Characteristics of bacterial regulatory small RNAs
Jan. 30, 2020 13:30 - 15:00
C210-212, Yokohama Central Research Building
Faculty of Pharmaceutical Sciences, Suzuka University of Medical Science
Regulation at post-transcriptional steps allows new pathways to cross-regulate genes independently of the transcriptional signals for those genes. Regulatory small RNAs (sRNAs), which act as a post-transcriptional regulator, are transcribed under specific physiological/stress conditions. The sRNAs interact with mRNAs by base-pairing, resulting in changes in the translation and stability of the target mRNAs. In gram-negative bacteria, the base-pairing is facilitated in general by the RNA chaperon Hfq.

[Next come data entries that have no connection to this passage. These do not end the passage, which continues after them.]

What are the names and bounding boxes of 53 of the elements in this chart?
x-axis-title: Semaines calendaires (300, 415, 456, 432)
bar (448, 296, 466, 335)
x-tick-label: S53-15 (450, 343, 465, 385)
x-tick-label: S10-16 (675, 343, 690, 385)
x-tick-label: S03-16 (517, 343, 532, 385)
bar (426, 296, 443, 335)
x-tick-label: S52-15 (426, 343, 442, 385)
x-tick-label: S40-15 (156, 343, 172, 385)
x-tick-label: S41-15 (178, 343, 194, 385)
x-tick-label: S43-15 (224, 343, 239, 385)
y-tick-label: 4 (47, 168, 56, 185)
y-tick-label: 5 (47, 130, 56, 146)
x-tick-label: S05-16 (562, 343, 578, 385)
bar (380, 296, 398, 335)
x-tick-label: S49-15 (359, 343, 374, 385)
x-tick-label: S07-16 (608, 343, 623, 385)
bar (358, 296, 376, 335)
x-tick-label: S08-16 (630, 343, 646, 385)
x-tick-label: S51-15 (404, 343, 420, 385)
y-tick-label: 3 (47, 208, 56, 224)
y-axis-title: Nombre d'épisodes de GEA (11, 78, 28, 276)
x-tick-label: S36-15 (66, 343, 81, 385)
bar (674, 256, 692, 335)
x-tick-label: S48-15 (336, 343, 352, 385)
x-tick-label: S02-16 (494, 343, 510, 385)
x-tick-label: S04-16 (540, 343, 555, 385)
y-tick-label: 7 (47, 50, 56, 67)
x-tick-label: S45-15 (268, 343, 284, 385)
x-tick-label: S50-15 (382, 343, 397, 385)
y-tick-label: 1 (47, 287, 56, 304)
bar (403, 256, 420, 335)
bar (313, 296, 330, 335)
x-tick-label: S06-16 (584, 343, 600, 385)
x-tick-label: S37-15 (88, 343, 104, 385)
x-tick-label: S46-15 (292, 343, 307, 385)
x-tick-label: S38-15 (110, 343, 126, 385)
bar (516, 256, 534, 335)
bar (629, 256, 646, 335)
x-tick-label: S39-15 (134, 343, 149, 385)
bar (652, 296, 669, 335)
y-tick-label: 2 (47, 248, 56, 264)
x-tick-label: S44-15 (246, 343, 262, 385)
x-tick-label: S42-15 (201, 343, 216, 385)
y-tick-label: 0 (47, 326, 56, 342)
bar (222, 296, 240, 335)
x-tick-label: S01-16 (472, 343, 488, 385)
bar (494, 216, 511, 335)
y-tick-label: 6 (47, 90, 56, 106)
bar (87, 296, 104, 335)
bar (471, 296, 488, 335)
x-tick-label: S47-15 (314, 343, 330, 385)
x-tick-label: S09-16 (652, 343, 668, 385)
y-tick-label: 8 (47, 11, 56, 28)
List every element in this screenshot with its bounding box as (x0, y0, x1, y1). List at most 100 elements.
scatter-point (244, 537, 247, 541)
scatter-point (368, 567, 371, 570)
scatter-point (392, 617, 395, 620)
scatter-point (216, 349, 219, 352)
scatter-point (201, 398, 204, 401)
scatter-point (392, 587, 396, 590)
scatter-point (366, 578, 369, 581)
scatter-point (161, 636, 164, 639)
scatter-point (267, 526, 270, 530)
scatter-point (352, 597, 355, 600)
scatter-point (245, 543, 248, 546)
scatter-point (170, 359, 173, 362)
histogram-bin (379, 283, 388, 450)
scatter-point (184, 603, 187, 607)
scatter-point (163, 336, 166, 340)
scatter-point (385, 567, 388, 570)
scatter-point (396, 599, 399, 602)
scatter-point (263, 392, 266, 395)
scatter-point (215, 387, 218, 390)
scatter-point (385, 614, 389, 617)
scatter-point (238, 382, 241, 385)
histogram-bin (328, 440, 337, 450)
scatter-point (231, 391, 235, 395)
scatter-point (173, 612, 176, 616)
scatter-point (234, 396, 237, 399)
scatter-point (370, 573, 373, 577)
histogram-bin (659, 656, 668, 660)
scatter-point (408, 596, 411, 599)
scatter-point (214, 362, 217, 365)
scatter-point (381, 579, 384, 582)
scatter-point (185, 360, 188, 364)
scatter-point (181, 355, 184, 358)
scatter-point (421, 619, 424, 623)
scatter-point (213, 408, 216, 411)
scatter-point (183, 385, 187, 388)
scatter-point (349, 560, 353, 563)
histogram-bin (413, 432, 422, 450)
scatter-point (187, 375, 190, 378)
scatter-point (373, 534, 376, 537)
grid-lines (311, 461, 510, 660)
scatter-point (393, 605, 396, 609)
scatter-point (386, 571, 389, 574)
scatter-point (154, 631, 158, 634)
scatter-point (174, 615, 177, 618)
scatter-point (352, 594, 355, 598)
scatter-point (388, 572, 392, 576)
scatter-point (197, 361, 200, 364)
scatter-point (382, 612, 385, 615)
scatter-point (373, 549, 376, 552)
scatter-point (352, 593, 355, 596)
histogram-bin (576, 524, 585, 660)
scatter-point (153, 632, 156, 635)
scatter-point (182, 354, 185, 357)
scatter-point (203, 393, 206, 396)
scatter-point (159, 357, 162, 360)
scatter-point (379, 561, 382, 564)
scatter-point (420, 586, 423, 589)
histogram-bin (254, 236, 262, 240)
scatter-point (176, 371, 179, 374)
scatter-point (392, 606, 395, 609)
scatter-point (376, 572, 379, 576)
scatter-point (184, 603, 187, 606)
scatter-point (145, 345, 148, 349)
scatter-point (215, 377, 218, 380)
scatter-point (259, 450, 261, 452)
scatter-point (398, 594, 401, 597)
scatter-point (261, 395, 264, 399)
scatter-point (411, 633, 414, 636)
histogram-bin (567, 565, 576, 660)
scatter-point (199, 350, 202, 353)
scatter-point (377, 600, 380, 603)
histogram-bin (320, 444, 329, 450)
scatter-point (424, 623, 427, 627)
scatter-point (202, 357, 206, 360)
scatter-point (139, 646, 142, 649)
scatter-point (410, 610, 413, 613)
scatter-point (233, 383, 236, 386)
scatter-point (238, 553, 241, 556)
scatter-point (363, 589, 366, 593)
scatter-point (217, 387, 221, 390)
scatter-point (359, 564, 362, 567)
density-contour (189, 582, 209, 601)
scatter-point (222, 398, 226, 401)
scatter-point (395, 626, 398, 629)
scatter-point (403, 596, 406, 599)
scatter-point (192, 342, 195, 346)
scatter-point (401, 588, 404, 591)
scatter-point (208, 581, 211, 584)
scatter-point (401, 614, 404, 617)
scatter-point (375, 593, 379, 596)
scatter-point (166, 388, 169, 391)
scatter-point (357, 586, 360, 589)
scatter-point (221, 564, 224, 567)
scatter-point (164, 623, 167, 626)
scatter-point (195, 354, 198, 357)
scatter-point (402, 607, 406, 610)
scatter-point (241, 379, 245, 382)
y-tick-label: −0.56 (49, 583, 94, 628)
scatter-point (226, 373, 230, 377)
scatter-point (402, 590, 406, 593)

E. coli sRNAs are around 100 nucleotides in length, and contain at least two functional regions, an mRNA base-pairing region and an Hfq-binding region essentially overlapping with a Rho-independent terminator sequence. The base-pairing region is partially complementary to the translation initiation region of target mRNAs. The sRNA-mRNA base pairing leads mostly to inhibition of translation of target mRNAs. The Hfq-binding region of the sRNAs consists of a polyU tail and a U-rich sequence immediately upstream of stem loop structure. The polyU tail must be longer than seven for the Hfq-binding. Both the 3'-extended transcripts resulting from read-through and the 3'-shortened transcripts resulting from premature termination no longer function as sRNAs. Discussion will focus on new insights into roles of stem loop structure in Rho-independent terminators of sRNAs.